We still have one big step to go to deliver this technology to the agricultural industry and farmers. Basically, we need to ensure national consistency in its application. We don’t want one group of labs doing it one way, and another group doing it differently: particularly where the results may be used as input into the national Carbon Farming Initiative.

Second, we’ve just finished up a large soil carbon research program – we’re still looking at data from that, and probably will be for a couple of years. But, we’ve got the areas sampled, and we’re starting to get a good idea of the nature of the variability in soil carbon stocks across different management systems: even within agricultural-climatic regions.

We’re getting to the point at which if a farmer was to measure their soil-carbon stocks, our data could tell them whether they’re on the high or low side of others around them in that region. This then gives the farmer more idea of the potential to build soil carbon on their own farm.

Third, we’re developing a method that farmers can use to go out and sample soils, without needing to involve a team of researchers. This is to answer the question: ‘How do we sample in a manner that will give farmers a good value across the whole paddock, and optimise the capacity to detect changes through time?’

And finally, we’re also looking at temporal variations in carbon, even within a growing season. We want to know whether it makes a difference, for example, if we sample when a crop is in place or not. This project has only just started, but over the next two years, we’ll be sampling at five locations every month in south-eastern Australia.

Jeff’s research is supported by CSIRO’s wealth of scientific expertise and equipment in soil sampling and measurement and in measuring greenhouse gas emissions from soil.
Jeff’s research is supported by CSIRO’s wealth of scientific expertise and equipment in soil sampling and measurement and in measuring greenhouse gas emissions from soil.
Credit: CSIRO

What are some of the common misconceptions or oversimplifications in public conversation around soil carbon?

Australia is unique in that we tend to farm in a wide range of climates and soil types: for example, from areas with rainfalls in excess of 1000 mm per year to those that receive under 200 mm per year.
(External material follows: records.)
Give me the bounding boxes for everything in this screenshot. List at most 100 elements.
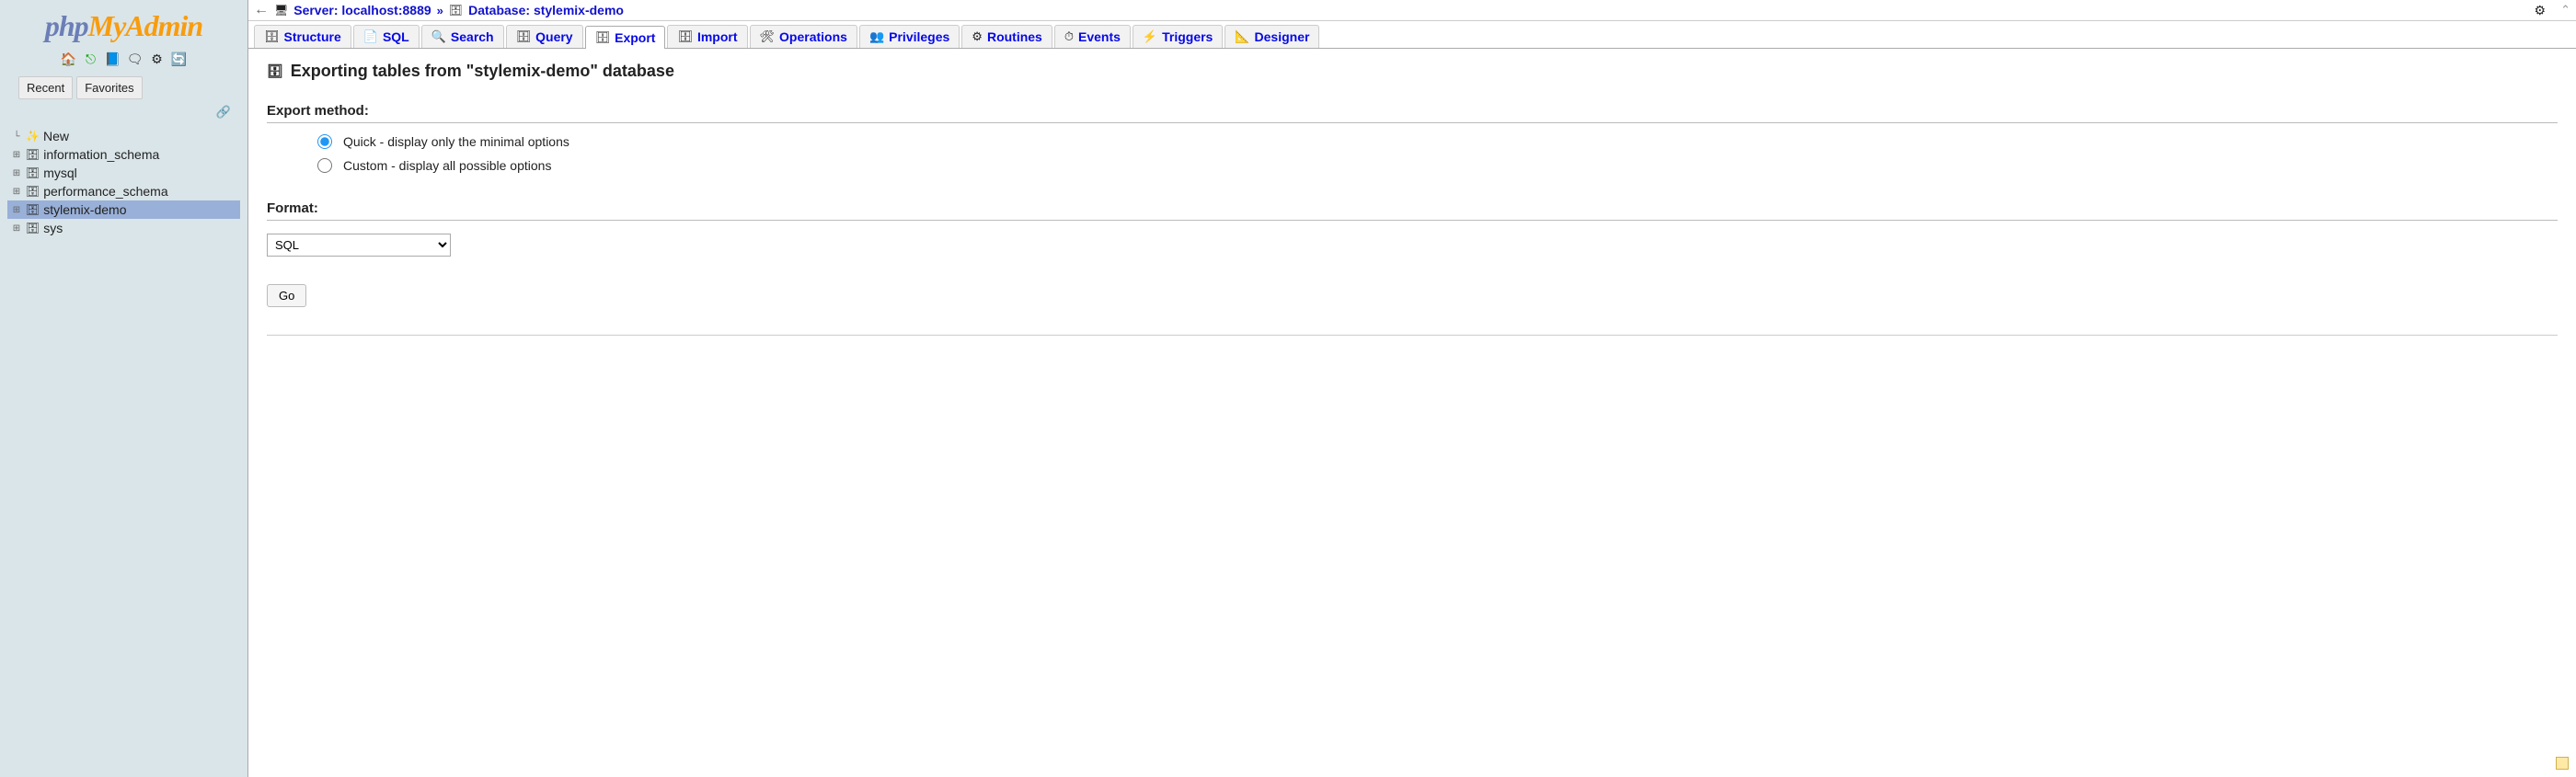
home-icon[interactable]: 🏠 bbox=[61, 51, 77, 67]
server-icon: 🖥 bbox=[274, 4, 288, 17]
expand-icon[interactable]: ⊞ bbox=[11, 168, 22, 178]
tab-label: Search bbox=[451, 29, 494, 44]
tab-label: Triggers bbox=[1162, 29, 1213, 44]
database-icon: 🗄 bbox=[26, 203, 40, 216]
tab-operations[interactable]: 🛠Operations bbox=[750, 25, 857, 48]
tab-icon: 🗄 bbox=[516, 29, 532, 44]
export-title-icon: 🗄 bbox=[267, 63, 283, 79]
breadcrumb-server[interactable]: Server: localhost:8889 bbox=[293, 3, 431, 17]
tab-label: Privileges bbox=[889, 29, 949, 44]
format-select[interactable]: SQL bbox=[267, 234, 451, 257]
expand-icon[interactable]: ⊞ bbox=[11, 150, 22, 160]
reload-icon[interactable]: 🔄 bbox=[171, 51, 188, 67]
tab-icon: 🗄 bbox=[677, 29, 693, 44]
tree-db-label: mysql bbox=[43, 166, 77, 180]
tab-label: Import bbox=[697, 29, 738, 44]
page-title: 🗄 Exporting tables from "stylemix-demo" … bbox=[267, 62, 2558, 81]
logo[interactable]: phpMyAdmin bbox=[45, 9, 202, 43]
main: ← 🖥 Server: localhost:8889 » 🗄 Database:… bbox=[248, 0, 2576, 777]
tree-db-label: performance_schema bbox=[43, 184, 167, 199]
tab-icon: 🛠 bbox=[760, 29, 776, 44]
tree-db-item[interactable]: ⊞ 🗄information_schema bbox=[7, 145, 240, 164]
tab-label: Routines bbox=[987, 29, 1042, 44]
tab-recent[interactable]: Recent bbox=[18, 76, 73, 99]
expand-icon[interactable]: ⊞ bbox=[11, 187, 22, 197]
tab-icon: 🗄 bbox=[595, 30, 611, 45]
tab-routines[interactable]: ⚙ Routines bbox=[961, 25, 1052, 48]
tab-label: Designer bbox=[1255, 29, 1310, 44]
docs-icon[interactable]: 📘 bbox=[105, 51, 121, 67]
tab-privileges[interactable]: 👥 Privileges bbox=[859, 25, 960, 48]
tab-designer[interactable]: 📐 Designer bbox=[1225, 25, 1319, 48]
tab-icon: 👥 bbox=[869, 29, 884, 44]
radio-quick-label: Quick - display only the minimal options bbox=[343, 134, 569, 149]
tab-favorites[interactable]: Favorites bbox=[76, 76, 142, 99]
tree-db-item[interactable]: ⊞ 🗄stylemix-demo bbox=[7, 200, 240, 219]
divider bbox=[267, 335, 2558, 336]
tab-label: Structure bbox=[284, 29, 341, 44]
tab-icon: 🗄 bbox=[264, 29, 280, 44]
radio-quick[interactable] bbox=[317, 134, 332, 149]
radio-quick-row[interactable]: Quick - display only the minimal options bbox=[317, 134, 2558, 149]
radio-custom-row[interactable]: Custom - display all possible options bbox=[317, 158, 2558, 173]
database-icon: 🗄 bbox=[26, 222, 40, 234]
tab-structure[interactable]: 🗄 Structure bbox=[254, 25, 351, 48]
tree-db-item[interactable]: ⊞ 🗄sys bbox=[7, 219, 240, 237]
tab-label: Export bbox=[615, 30, 655, 45]
sql-console-icon[interactable] bbox=[2556, 757, 2569, 770]
breadcrumb-separator: » bbox=[437, 4, 443, 17]
tab-search[interactable]: 🔍 Search bbox=[421, 25, 504, 48]
tab-label: Operations bbox=[779, 29, 847, 44]
tab-label: Events bbox=[1078, 29, 1121, 44]
settings-icon[interactable]: ⚙ bbox=[149, 51, 166, 67]
expand-icon[interactable]: ⊞ bbox=[11, 205, 22, 215]
logo-part1: php bbox=[45, 9, 88, 42]
tab-events[interactable]: ⏱Events bbox=[1054, 25, 1131, 48]
sidebar: phpMyAdmin 🏠 ⎋ 📘 🗨 ⚙ 🔄 Recent Favorites … bbox=[0, 0, 248, 777]
tree-db-label: stylemix-demo bbox=[43, 202, 126, 217]
tab-triggers[interactable]: ⚡ Triggers bbox=[1133, 25, 1223, 48]
content: 🗄 Exporting tables from "stylemix-demo" … bbox=[248, 49, 2576, 349]
link-icon[interactable]: 🔗 bbox=[216, 105, 231, 120]
go-button[interactable]: Go bbox=[267, 284, 306, 307]
tree-branch-icon: └ bbox=[11, 131, 22, 142]
tab-icon: ⚙ bbox=[972, 29, 983, 44]
sidebar-tabs: Recent Favorites bbox=[18, 76, 143, 99]
sql-query-icon[interactable]: 🗨 bbox=[127, 51, 144, 67]
database-icon: 🗄 bbox=[26, 185, 40, 198]
tree-new[interactable]: └ ✨ New bbox=[7, 127, 240, 145]
tab-label: Query bbox=[535, 29, 572, 44]
database-icon: 🗄 bbox=[26, 148, 40, 161]
breadcrumb: ← 🖥 Server: localhost:8889 » 🗄 Database:… bbox=[248, 0, 2576, 21]
main-tabs: 🗄Structure📄SQL🔍Search🗄Query🗄Export🗄Impor… bbox=[248, 21, 2576, 49]
tree-db-label: sys bbox=[43, 221, 63, 235]
tab-icon: 📐 bbox=[1235, 29, 1249, 44]
new-icon: ✨ bbox=[26, 130, 40, 143]
tab-query[interactable]: 🗄Query bbox=[506, 25, 583, 48]
radio-custom-label: Custom - display all possible options bbox=[343, 158, 551, 173]
tab-label: SQL bbox=[383, 29, 409, 44]
tab-sql[interactable]: 📄 SQL bbox=[353, 25, 420, 48]
tab-icon: ⚡ bbox=[1143, 29, 1157, 44]
tab-import[interactable]: 🗄 Import bbox=[667, 25, 747, 48]
tree-new-label: New bbox=[43, 129, 69, 143]
tree-db-item[interactable]: ⊞ 🗄mysql bbox=[7, 164, 240, 182]
tab-icon: 📄 bbox=[363, 29, 378, 44]
tree-db-item[interactable]: ⊞ 🗄performance_schema bbox=[7, 182, 240, 200]
export-method-label: Export method: bbox=[267, 103, 2558, 123]
breadcrumb-database[interactable]: Database: stylemix-demo bbox=[468, 3, 624, 17]
format-label: Format: bbox=[267, 200, 2558, 221]
database-icon: 🗄 bbox=[26, 166, 40, 179]
logout-icon[interactable]: ⎋ bbox=[83, 51, 99, 67]
sidebar-toolbar: 🏠 ⎋ 📘 🗨 ⚙ 🔄 bbox=[61, 51, 188, 67]
collapse-icon[interactable]: ⌃ bbox=[2560, 3, 2570, 17]
tree-db-label: information_schema bbox=[43, 147, 159, 162]
page-settings-icon[interactable]: ⚙ bbox=[2535, 3, 2547, 18]
radio-custom[interactable] bbox=[317, 158, 332, 173]
db-tree: └ ✨ New ⊞🗄information_schema⊞🗄mysql⊞🗄per… bbox=[0, 127, 247, 237]
database-icon: 🗄 bbox=[449, 4, 463, 17]
expand-icon[interactable]: ⊞ bbox=[11, 223, 22, 234]
back-icon[interactable]: ← bbox=[254, 2, 269, 18]
tab-export[interactable]: 🗄 Export bbox=[585, 26, 666, 49]
tab-icon: 🔍 bbox=[431, 29, 446, 44]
This means that what works in one place isn’t necessarily going to work in another.

We have to be really careful not to think that a particular positive soil carbon result obtained under a defined management practice at one location can be transferred and used to build soil carbon across Australia’s agricultural regions. We need to develop and tailor effective management practices to both the soil and climatic conditions that exist at particular locations.

We also have to be aware of the timescales over which it is possible see meaningful changes in soil carbon. Detecting change through time is tough in a variable climate.

It might be, for example, that a farmer goes out and samples the soil, then implements a change in management practice that has the potential to increase soil carbon. But, perhaps this potential doesn’t get the chance to express itself for many years, because the farmer runs into a 3–4 year drought the year after the change is first implemented.

So, we suggest 3–5 years as the minimum period over which you would aim to measure changes in soil carbon. Other sources of variability include pest and disease outbreaks that reduce plant growth, thereby reducing the amount of carbon returned to the soil in stubble and belowground plant mass. To effectively measure soil carbon changes requires repeated measurements over 5–10 years, or even more, to be confident in the magnitude of the change.

Finally, how do you unwind from your busy work life?

Woodworking – it’s something I have done for a long time, even through my undergraduate years. I’ve made most of the furniture in my house. I work on a computers a lot, analysing data; I think I enjoy woodworking because it allows me to make something tangible and useful around our home.

Dr Jeff Baldock was in conversation with Michele Sabto.